No entanto, parece-me também que, essa mesma e nem sempre bem tratada democracia, exige que, ao defendermos essa dita opinião, assumamos, em simultâneo, e na totalidade, as consequências da mesma. E é aqui que a firmeza de alguns ‘NÃOs’ começa a vacilar...

Ao defender o SIM, no referendo sobre a despenalização da IVG, assumo sem preconceitos que estou a dizer que as mulheres que decidem interromper a gravidez até às 10 semanas (qualquer que seja a causa dessa opção), não devem ser, de modo algum, penalizadas por isso. Estou também a assumir que essa interrupção pode (apetece-me de novo dizer ‘deve’) ser realizada numa unidade do Serviço Nacional de Saúde (desde que esse seja o desejo da mulher), em perfeitas condições higiénico-sanitárias. Ao assumir isto, autorizo, com certeza, que uma parte dos meus impostos seja gasta para garantir a dignidade das mulheres e resolver um problema premente de saúde pública. Mas assumo também que estou a dar prevalência ao valor da maternidade responsável e desejada, relativamente a um embrião em estágio muito precoce do seu desenvolvimento. Mas se lhe quiserem chamar uma forma de vida, então eu também assumo, de novo sem preconceitos, que privilegio a vida numa forma mais ampla, mais completa, recheada de afectos, sem culpas e sem traumas. Mesmo que aumentem o dramatismo da situação e acrescentem um coração a bater, eu continuo, sem remorsos, a considerar também os outros corações e a afirmar que um coração sem afecto, pode bater, mas não VIVE.

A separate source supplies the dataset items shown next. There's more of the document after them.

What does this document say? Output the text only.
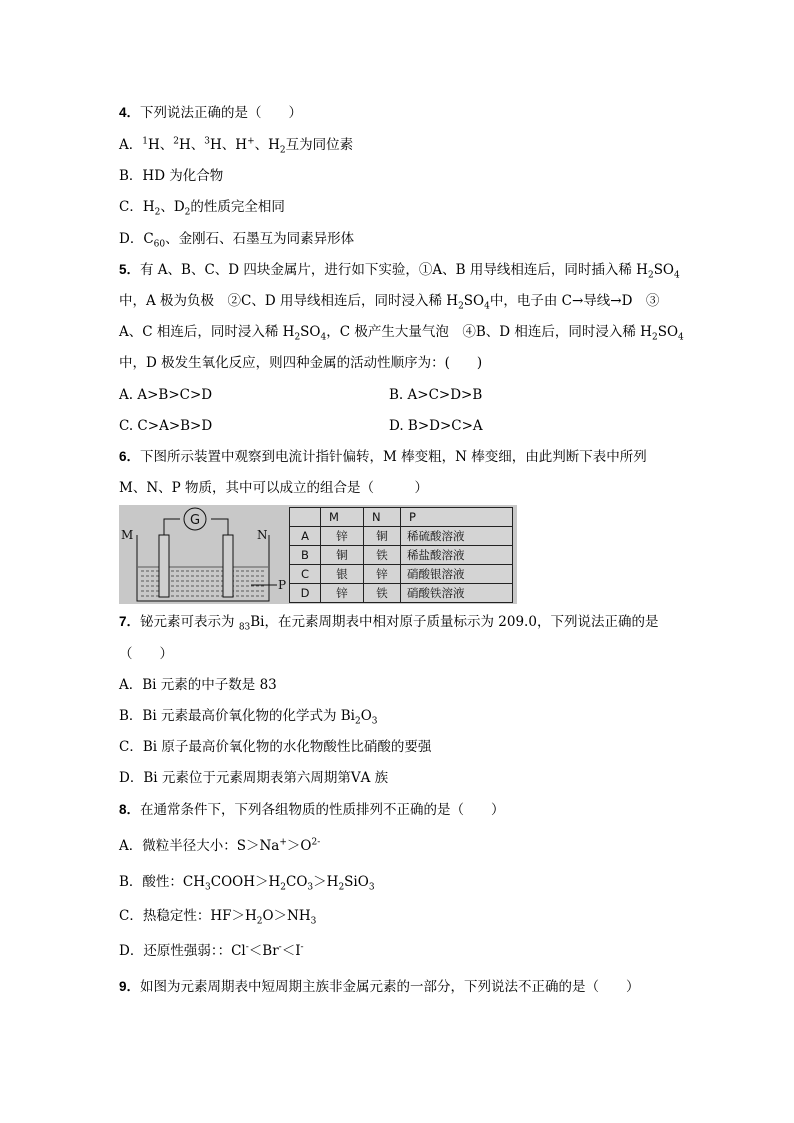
4．下列说法正确的是（　　）
A．$^1$H、$^2$H、$^3$H、H+、$H_2$互为同位素
B．HD 为化合物
C．$H_2$、$D_2$的性质完全相同
D．$C_{60}$、金刚石、石墨互为同素异形体
5．有 A、B、C、D 四块金属片，进行如下实验，①A、B 用导线相连后，同时插入稀 $H_2SO_4$
中，A 极为负极　②C、D 用导线相连后，同时浸入稀 $H_2SO_4$中，电子由 C→导线→D　③
A、C 相连后，同时浸入稀 $H_2SO_4$，C 极产生大量气泡　④B、D 相连后，同时浸入稀 $H_2SO_4$
中，D 极发生氧化反应，则四种金属的活动性顺序为：(　　)
A. A>B>C>D	B. A>C>D>B
C. C>A>B>D	D. B>D>C>A
6．下图所示装置中观察到电流计指针偏转，M 棒变粗，N 棒变细，由此判断下表中所列
M、N、P 物质，其中可以成立的组合是（　　　）
G
M	N
P
	M	N	P
A	锌	铜	稀硫酸溶液
B	铜	铁	稀盐酸溶液
C	银	锌	硝酸银溶液
D	锌	铁	硝酸铁溶液
7．铋元素可表示为 $_{83}$Bi，在元素周期表中相对原子质量标示为 209.0，下列说法正确的是
（　　）
A．Bi 元素的中子数是 83
B．Bi 元素最高价氧化物的化学式为 $Bi_2O_3$
C．Bi 原子最高价氧化物的水化物酸性比硝酸的要强
D．Bi 元素位于元素周期表第六周期第ⅤA 族
8．在通常条件下，下列各组物质的性质排列不正确的是（　　）
A．微粒半径大小：$S>Na^+>O^{2-}$
B．酸性：$CH_3COOH>H_2CO_3>H_2SiO_3$
C．热稳定性：$HF>H_2O>NH_3$
D．还原性强弱：：Cl-＜Br-＜I-
9．如图为元素周期表中短周期主族非金属元素的一部分，下列说法不正确的是（　　）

Era esta frontalidade que eu gostaria de ver nos defensores do ‘Não’. Mas, na maioria das intervenções ela não só está ausente, como o que emerge é uma hipocrisia beata, que se quer fazer passar por benfeitora.

Ainda não percebi muito bem: os defensores do ‘Não’, não querem ver as mulheres na cadeia (é uma coisa feia, que não fica nada bem defender...), mas também não querem que se altere a lei?!... Estranho?! Pois..., mas, na cabeça desta gente, não é incompatível... Então o que defendem é assim uma coisa meio cinzenta (e ilegal, já agora), em que a lei – no papel - penaliza (para preservar as nossas consciências, é sempre bom), sujeitando as mulheres a uma pena até 3 anos de prisão, mas depois, nos tribunais – isto é, na prática – deverão existir uns juízes muito bonzinhos, que fecham os olhos à lei, e, de forma caridosa (e se possível deixando uns bons conselhos para orientar a vida dessa mulher perdida), dizem que, afinal, era só para assustar. E, pronto!, depois deste final feliz, as nossas consciências podem de novo dormir descansadas!

Então a estes eu digo: as mulheres (porque assumem os seus deveres) querem ter direitos, não querem caridade!

Caros defensores do ‘Não’, assumam com coerência as vossas legítimas opiniões. Tenham coragem de dizer que para vocês a vida de um embrião é tão relevante, que justifica que uma mulher que interrompe uma gravidez seja julgada em tribunal e cumpra uma pena de prisão, que pode ir até 3 anos!

Eu sei que as vossas consciências não ficarão tão tranquilas, mas, pelo menos, merecerão mais respeito.